Stein, he said, “knew precisely who to call.” While she helped the family get a wheelchair ramp, guiding them through the myriad services helped most. One thing Bartow learned: plan ahead.

“My suggestion is you’re heading down this road. Meet someone like Nancy now, because it’s coming. It might not be today, but there will be a crisis and you’ll need to speak to somebody.”

And planning ahead can also avoid problems stemming from family dynamics, which can be exacerbated in times of crisis.

“Family dynamics can bring challenges,” Miele explained. “That’s a big challenge, when the families are not in agreement. So we really try to encourage people to plan ahead and avoid having to make those decisions when a crisis has occurred.”

It is also important for seniors to take an active role in planning. Be part of the conversations, or even instigate conversations, with children and families, Miele advised.

“To maintain their own independence, they need to be involved in the decisions early,” she said. “The way to maintain independence is to accept help.”
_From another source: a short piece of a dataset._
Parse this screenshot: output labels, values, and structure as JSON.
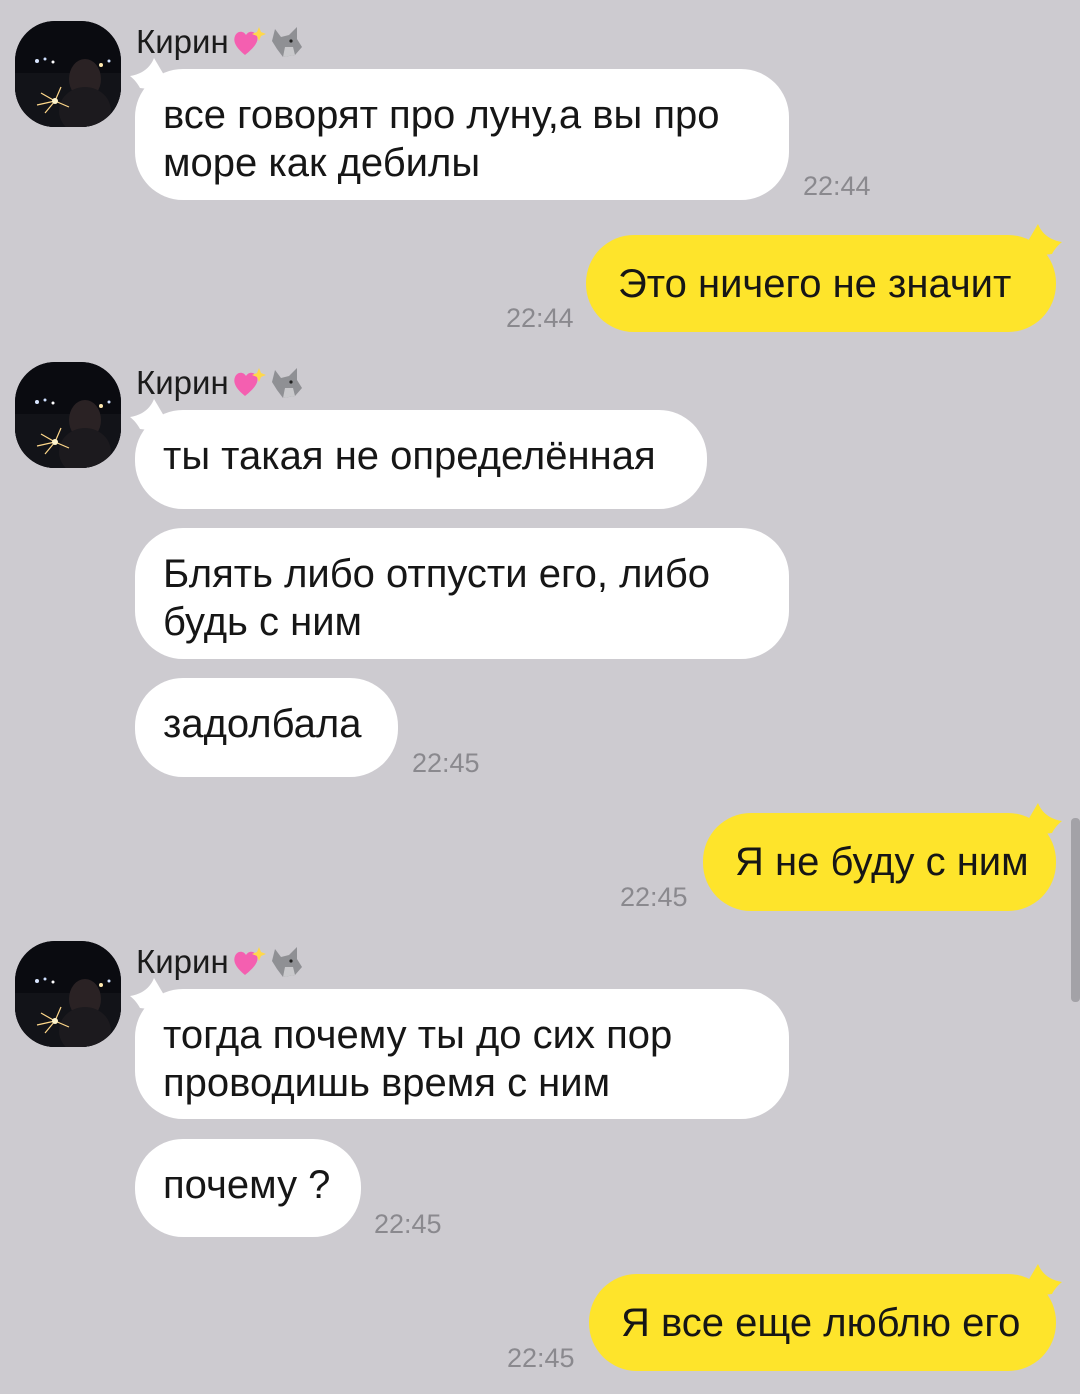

Created in 1988, the Alliance on Aging, a nonprofit dedicated to elder care issues in Miami-Dade and Monroe counties, set as its main objective maintaining independence. It offers an array of services including home-delivered meals, recreation, adult daycare, personal care, legal help and transportation. Its network can also provide training, support and respite for caregivers and family members.

For Kappe and her sisters, what she calls the “crisis du jour” has subsided. While they’ve seen their share of home health aides come and go — one left after her father contracted MRSA, another had a car accident and couldn’t get to work — their geriatric case manager kept the ship on course, eventually assembling a reliable team. Gould’s finances are now under control and his legal issues sorted out.

“We just had a very poignant 80th birthday party. And my aunt and 86-year-old uncle with an oxygen tank and my other uncle, who’s 92 with a walker, came. So they were at one end of the table and at the other end were all their caregivers. So I sat at that end and I thought, wow, this is his life now. This is his family, too.”